For some, the arrival of the Christmas season and, with it, the symbols, the songs and the many activities that accompany it, can, at times, hijack the very reason why we celebrate it in the first place. For others, Christmas can be so familiar that we sometimes wonder whether anything fresh and true can, at all, be said about it.To explore its meaning, let us consider a few important historical texts which are closely associated with it.
The Gospel of John mentions the historic birth of Jesus Christ by stating that “The Word became flesh and made His dwelling among us” (John 1:14). John’s reference to Christ as the ‘Word’ carries with it a very special meaning for both the Greeks as well as the Jewish audience. For the Greeks, the Word (‘logos’ in the original Greek) signifies the power of reason. In Greek philosophy, reason is not only considered to be supreme but it is the rational principle by which everything else exists. Whereas for the Jews, the Word is used to connote God’s powerful act of bringing the entire Creation into existence.
John’s unique approach is quite evident from all the other Gospel writers such as Matthew, Mark and Luke. For instance, while the other Gospel writers emphasized a great deal on events surrounding His birth like the manger, the visit of the wise men and other details concerning His ministry, for John, the primary focus is the identity or the essential nature of Christ. In other words, his objective is to introduce Christ to the world as the incarnate son of God – the only One who made the claim, “I know where I came from and where I am going” (John 8:14). In fact, he went on to reveal that the purpose of this Gospel being written was that its readers might believe that Christ is the promised Saviour and through their faith in Him, they might have life (John 20:31).

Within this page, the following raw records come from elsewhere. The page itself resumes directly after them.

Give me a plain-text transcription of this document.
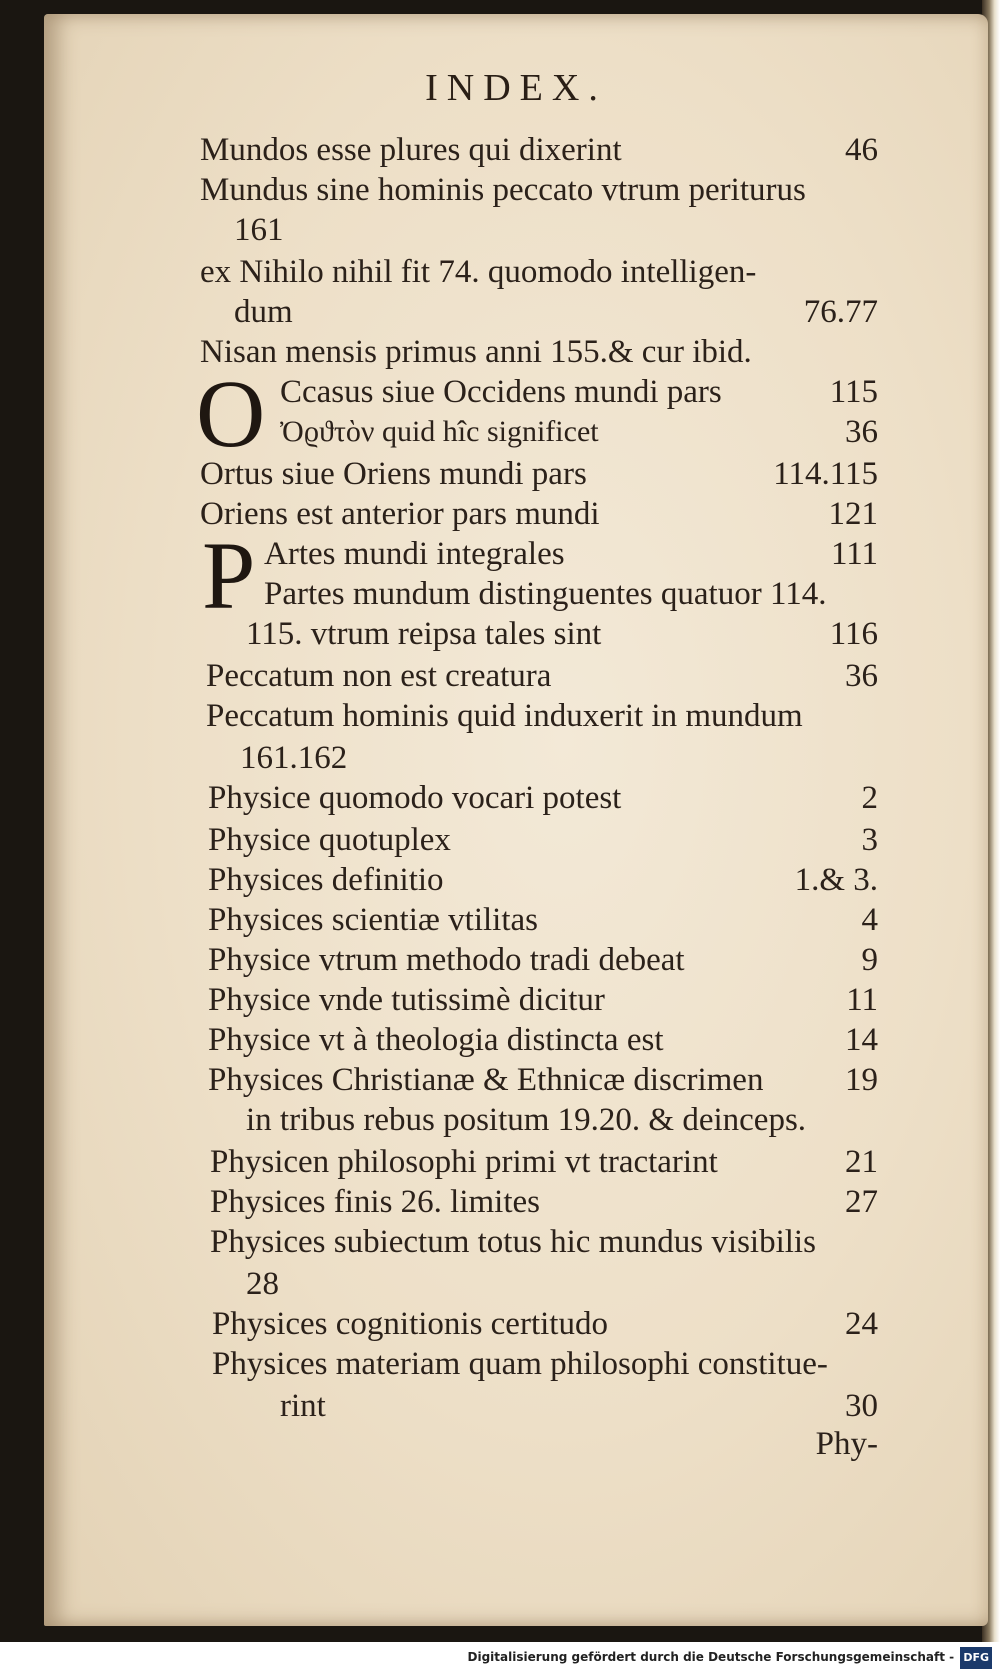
INDEX.
Mundos esse plures qui dixerint	46
Mundus sine hominis peccato vtrum periturus
161
ex Nihilo nihil fit 74. quomodo intelligen-
dum	76.77
Nisan mensis primus anni 155.& cur ibid.
O Ccasus siue Occidens mundi pars	115
Ὀϱϑτὸν quid hîc significet	36
Ortus siue Oriens mundi pars	114.115
Oriens est anterior pars mundi	121
P Artes mundi integrales	111
Partes mundum distinguentes quatuor 114.
115. vtrum reipsa tales sint	116
Peccatum non est creatura	36
Peccatum hominis quid induxerit in mundum
161.162
Physice quomodo vocari potest	2
Physice quotuplex	3
Physices definitio	1.& 3.
Physices scientiæ vtilitas	4
Physice vtrum methodo tradi debeat	9
Physice vnde tutissimè dicitur	11
Physice vt à theologia distincta est	14
Physices Christianæ & Ethnicæ discrimen 19
in tribus rebus positum 19.20. & deinceps.
Physicen philosophi primi vt tractarint	21
Physices finis 26. limites	27
Physices subiectum totus hic mundus visibilis
28
Physices cognitionis certitudo	24
Physices materiam quam philosophi constitue-
rint	30
Phy-
Digitalisierung gefördert durch die Deutsche Forschungsgemeinschaft - DFG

Living in the age of the internet, we sometimes pride ourselves on instant or rapid communication but very often, our communication can be shrouded in mystery. The reason is our communication, at times, can be vague, superficial or even fuzzy. For centuries together, God, had been a mystery until He chose to break His silence. John reminds us that the first time God spoke, the whole creation sprang up. Furthermore, God continued to speak (or reveal) to his people through His prophets (Heb. 1:1), thus culminating in the person of Christ or as John puts it, the ‘Word became flesh’. However, John’s usage of the term ‘Word’ goes beyond the meaning that the Greeks and the Jews had in mind. A Sunday school student captured it well when asked, ‘why Jesus was called the ‘Word’, he said, ‘Jesus is all God wanted to say to the world’.

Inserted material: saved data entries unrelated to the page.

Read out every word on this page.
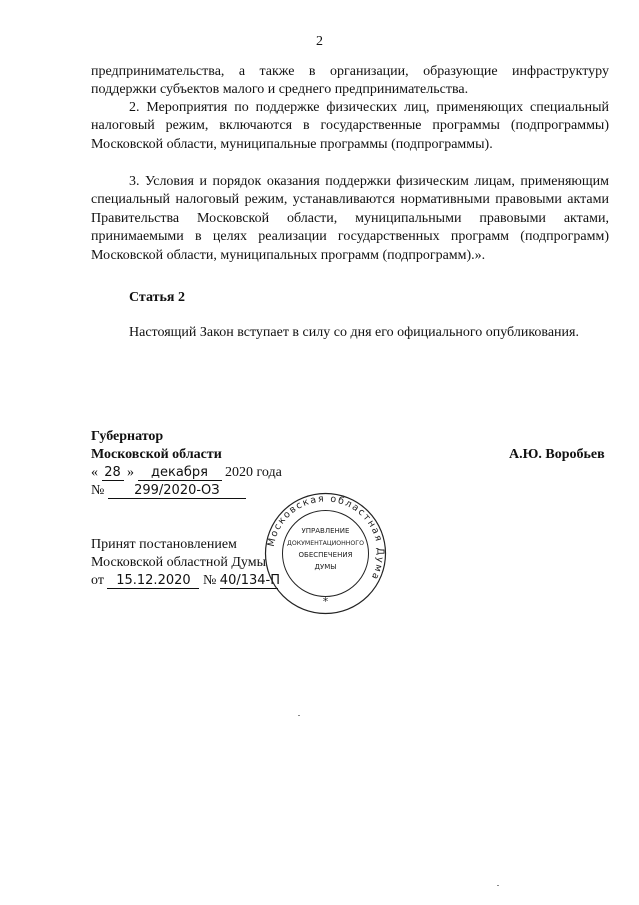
2
предпринимательства, а также в организации, образующие инфраструктуру поддержки субъектов малого и среднего предпринимательства.
2. Мероприятия по поддержке физических лиц, применяющих специальный налоговый режим, включаются в государственные программы (подпрограммы) Московской области, муниципальные программы (подпрограммы).
3. Условия и порядок оказания поддержки физическим лицам, применяющим специальный налоговый режим, устанавливаются нормативными правовыми актами Правительства Московской области, муниципальными правовыми актами, принимаемыми в целях реализации государственных программ (подпрограмм) Московской области, муниципальных программ (подпрограмм).».
Статья 2
Настоящий Закон вступает в силу со дня его официального опубликования.
Губернатор
Московской области	А.Ю. Воробьев
« 28 » декабря 2020 года
№ 299/2020-ОЗ
Принят постановлением
Московской областной Думы
от 15.12.2020 № 40/134-П
Московская областная Дума
УПРАВЛЕНИЕ
ДОКУМЕНТАЦИОННОГО
ОБЕСПЕЧЕНИЯ
ДУМЫ
*
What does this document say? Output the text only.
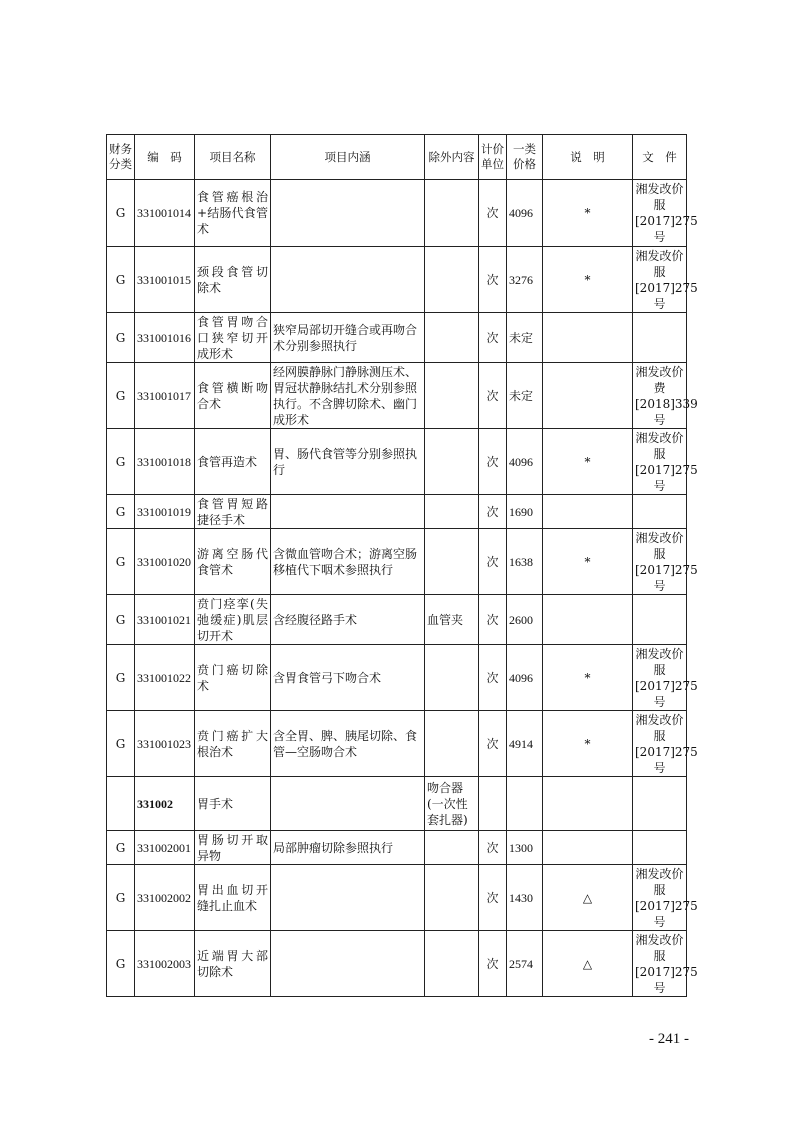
财务分类	编　码	项目名称	项目内涵	除外内容	计价单位	一类价格	说　明	文　件
G	331001014	食管癌根治+结肠代食管术			次	4096	*	湘发改价服[2017]275号
G	331001015	颈段食管切除术			次	3276	*	湘发改价服[2017]275号
G	331001016	食管胃吻合口狭窄切开成形术	狭窄局部切开缝合或再吻合术分别参照执行		次	未定		
G	331001017	食管横断吻合术	经网膜静脉门静脉测压术、胃冠状静脉结扎术分别参照执行。不含脾切除术、幽门成形术		次	未定		湘发改价费[2018]339号
G	331001018	食管再造术	胃、肠代食管等分别参照执行		次	4096	*	湘发改价服[2017]275号
G	331001019	食管胃短路捷径手术			次	1690		
G	331001020	游离空肠代食管术	含微血管吻合术；游离空肠移植代下咽术参照执行		次	1638	*	湘发改价服[2017]275号
G	331001021	贲门痉挛(失弛缓症)肌层切开术	含经腹径路手术	血管夹	次	2600		
G	331001022	贲门癌切除术	含胃食管弓下吻合术		次	4096	*	湘发改价服[2017]275号
G	331001023	贲门癌扩大根治术	含全胃、脾、胰尾切除、食管—空肠吻合术		次	4914	*	湘发改价服[2017]275号
	331002	胃手术		吻合器(一次性套扎器)				
G	331002001	胃肠切开取异物	局部肿瘤切除参照执行		次	1300		
G	331002002	胃出血切开缝扎止血术			次	1430	△	湘发改价服[2017]275号
G	331002003	近端胃大部切除术			次	2574	△	湘发改价服[2017]275号
- 241 -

At Christmas, this incarnate ‘Word’, ultimately made His dwelling among us (John 1:14). The incarnation speaks of a God who is willing to embrace our humanity with all its vulnerability, brokenness, suffering and death. In fact, in identifying with humanity, He, in effect, provides a way for humans to be drawn into His own divine life, so much so that John announces the wonderful truth that all who received Him and believed in His name, to them He gave the power to become children of God (Jn. 1:12).